教会にて
そうこうしているうちに教会に到着した。
鬱蒼とした森の中にポツンと建っている
教会。結構年季入ってるね。うん。
ちょっとホラーぽいよ……。
外壁には蔦がびっしりと絡みついていて
木でできた重厚な扉の上には大きな
ステンドグラスの窓がある。そこに太陽
の光りが当たってキラキラと眩しい。
屋根の上には2本の剣が交差して立って
いた。前世では十字架が立っているのを
よく見たけどこの国では剣なのだ。
この国が信仰している神様は『金色の女神』
だ。約1000年前にアーサー王と聖女様
そして聖騎士様と一緒に魔王討伐に行った
女神様なのだ。
1000年も前のお話なので今では伝説的な
感じで伝わっている。
女神様は魔力、剣術、など何でも強かった
そうでその女神様が愛用していた剣が今は
教会のシンボルとなって屋根の上に立って
いる。
ホラーな教会を見上げながら
「ふぇぇ〜」
と思わず言ってしまった私を隣に立っていた
エドが見てふふと小声で笑った。
『何笑ってんの?』
『古くて怖いって思っていませんか?』
『何で分かったの?』
『お嬢様の事なら何でも分かりますよ』
ルイお兄様にバレないようにエドと小声で話す。
何でも分かるって何よ?私って顔に出やすい?
『お化けなどは出ませんのでご安心下さい』
ニッコリと私に向かって笑うエドからは12歳
と思えないぐらいの色気が飛びまくっている。
ひっ!もしや私が男の色気に弱い事を知って
いる……!?
『お化けって……。
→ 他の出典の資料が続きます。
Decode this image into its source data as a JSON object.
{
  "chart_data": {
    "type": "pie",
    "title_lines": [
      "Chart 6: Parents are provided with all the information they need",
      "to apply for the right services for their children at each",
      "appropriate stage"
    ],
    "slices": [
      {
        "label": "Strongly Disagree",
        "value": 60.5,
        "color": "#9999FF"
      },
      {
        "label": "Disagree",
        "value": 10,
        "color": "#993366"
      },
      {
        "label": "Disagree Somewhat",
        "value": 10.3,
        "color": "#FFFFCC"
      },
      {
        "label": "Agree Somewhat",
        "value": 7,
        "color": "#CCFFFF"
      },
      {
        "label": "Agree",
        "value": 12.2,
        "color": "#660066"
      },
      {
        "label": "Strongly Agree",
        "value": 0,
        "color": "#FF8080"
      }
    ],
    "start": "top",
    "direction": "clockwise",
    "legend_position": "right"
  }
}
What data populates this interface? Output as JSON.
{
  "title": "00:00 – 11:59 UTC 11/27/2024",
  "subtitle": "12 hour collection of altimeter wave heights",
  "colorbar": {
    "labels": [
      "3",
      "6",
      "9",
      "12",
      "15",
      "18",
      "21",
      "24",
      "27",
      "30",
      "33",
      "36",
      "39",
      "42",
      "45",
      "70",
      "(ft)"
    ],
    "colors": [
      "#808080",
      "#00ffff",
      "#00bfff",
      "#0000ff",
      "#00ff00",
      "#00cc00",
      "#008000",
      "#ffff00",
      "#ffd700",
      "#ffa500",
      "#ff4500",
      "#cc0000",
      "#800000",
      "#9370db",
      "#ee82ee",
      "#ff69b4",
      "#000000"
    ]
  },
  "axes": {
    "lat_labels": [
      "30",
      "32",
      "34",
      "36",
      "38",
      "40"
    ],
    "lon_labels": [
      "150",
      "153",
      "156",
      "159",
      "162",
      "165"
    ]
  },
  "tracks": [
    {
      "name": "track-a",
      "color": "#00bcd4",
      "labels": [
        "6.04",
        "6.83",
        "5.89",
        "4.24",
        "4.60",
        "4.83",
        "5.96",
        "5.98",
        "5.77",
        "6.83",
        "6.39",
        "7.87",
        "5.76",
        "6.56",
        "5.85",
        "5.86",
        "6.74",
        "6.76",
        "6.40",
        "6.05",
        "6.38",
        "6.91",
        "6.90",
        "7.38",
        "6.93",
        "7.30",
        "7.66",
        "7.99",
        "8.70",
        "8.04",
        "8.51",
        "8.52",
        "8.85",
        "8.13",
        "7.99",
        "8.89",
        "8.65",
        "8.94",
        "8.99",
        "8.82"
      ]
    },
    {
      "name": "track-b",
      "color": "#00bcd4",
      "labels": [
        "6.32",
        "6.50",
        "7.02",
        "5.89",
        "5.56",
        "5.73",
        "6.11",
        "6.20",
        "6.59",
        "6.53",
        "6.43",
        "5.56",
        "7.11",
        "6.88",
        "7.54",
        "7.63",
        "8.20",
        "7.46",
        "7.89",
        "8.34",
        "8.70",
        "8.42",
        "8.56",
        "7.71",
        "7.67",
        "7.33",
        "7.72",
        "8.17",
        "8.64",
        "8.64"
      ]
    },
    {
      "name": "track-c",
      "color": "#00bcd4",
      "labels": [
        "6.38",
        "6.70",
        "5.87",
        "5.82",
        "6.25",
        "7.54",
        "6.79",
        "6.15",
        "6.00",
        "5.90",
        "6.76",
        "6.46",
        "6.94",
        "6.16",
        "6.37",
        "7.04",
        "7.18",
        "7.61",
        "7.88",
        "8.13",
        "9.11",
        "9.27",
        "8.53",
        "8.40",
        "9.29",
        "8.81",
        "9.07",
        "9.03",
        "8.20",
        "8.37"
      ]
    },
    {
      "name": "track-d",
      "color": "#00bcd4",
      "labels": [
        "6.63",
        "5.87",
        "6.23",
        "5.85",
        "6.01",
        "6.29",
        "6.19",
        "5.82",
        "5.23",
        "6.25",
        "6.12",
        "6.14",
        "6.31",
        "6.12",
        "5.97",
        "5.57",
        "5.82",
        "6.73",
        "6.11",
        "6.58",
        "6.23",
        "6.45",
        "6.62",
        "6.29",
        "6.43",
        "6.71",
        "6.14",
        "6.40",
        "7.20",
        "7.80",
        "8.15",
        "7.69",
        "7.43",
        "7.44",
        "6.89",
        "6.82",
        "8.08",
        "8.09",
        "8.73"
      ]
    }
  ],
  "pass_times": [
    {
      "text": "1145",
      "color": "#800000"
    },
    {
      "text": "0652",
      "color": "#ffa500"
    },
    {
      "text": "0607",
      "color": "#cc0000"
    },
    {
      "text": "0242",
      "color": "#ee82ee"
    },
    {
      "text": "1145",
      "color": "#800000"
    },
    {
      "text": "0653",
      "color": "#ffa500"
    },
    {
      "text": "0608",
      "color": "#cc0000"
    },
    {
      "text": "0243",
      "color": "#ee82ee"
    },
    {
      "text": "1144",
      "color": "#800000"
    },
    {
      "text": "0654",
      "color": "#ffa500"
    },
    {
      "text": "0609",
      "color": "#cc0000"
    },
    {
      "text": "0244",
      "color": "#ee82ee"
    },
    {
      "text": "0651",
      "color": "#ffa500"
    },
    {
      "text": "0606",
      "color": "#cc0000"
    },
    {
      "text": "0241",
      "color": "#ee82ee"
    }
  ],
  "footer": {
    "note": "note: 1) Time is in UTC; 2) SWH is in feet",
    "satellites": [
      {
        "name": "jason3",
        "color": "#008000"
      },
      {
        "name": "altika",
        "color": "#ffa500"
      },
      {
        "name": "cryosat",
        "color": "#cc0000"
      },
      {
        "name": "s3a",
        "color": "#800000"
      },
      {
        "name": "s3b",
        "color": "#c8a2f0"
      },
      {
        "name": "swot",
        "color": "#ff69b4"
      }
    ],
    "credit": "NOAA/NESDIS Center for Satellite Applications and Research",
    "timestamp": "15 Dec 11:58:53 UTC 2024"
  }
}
そんなの怖くなんてない
よぅ?』
エドの色気に不本意にもドキドキしながら
答える。しかしお化けってさー。
最近エドって私を子供扱いしてるような気
がする。
むぅーーー。と、頬をぷくっと膨らませて
いるとエドが人差し指で突っついてきた。
はぁぁぁ!?
なんこれ!?バカップルみたいじゃん。
これ以上するとルイお兄様にバレるので
とりあえずエドをひと睨みして終わらせる。
エドはニコニコして楽しそうだな……。
この国にバカップル概念は無いのか?
ルイお兄様が護衛騎士様達に今、私達が立
っている教会前広場で待機するようにと
伝達する。
私達3人は教会の中に入った。
すると1人の修道女が立っていた。
「お待ちしておりました」
優しく微笑んだ。
うん。優しい……。でも何でか鳥肌が立つ
のは何故?教会の中寒い?
修道女は奥の部屋へと私達を案内してくれた。
そこでユーリ様は少し遅れると連絡があった
と伝えられた。
3人でソファーに座りユーリ様を待つ事に
なり、どうぞと修道女がお茶を淹れてくれる。
お茶を差し出す修道女の顔をチラッと見た。
ゾワっとまた鳥肌が立つ。
「お嬢様?何かございましたか?」
爽やかに微笑む修道女。
「い、いいえ。お茶頂きますわ……」
カップを持つ手が震え出した。
カチカチと部屋の中に響く。
「ディア?どうしたの?具合悪くなったの?」
ルイお兄様が心配そうな顔で聞いてきた。
「お嬢様?大丈夫ですか?」
エドも心配そうだ。
「え……と……」
この感じ、どう2人に伝えればいいのか
迷っていたその時。
「ディア……僕の……可愛い……天使……」
その声が聞こえてきたのだった。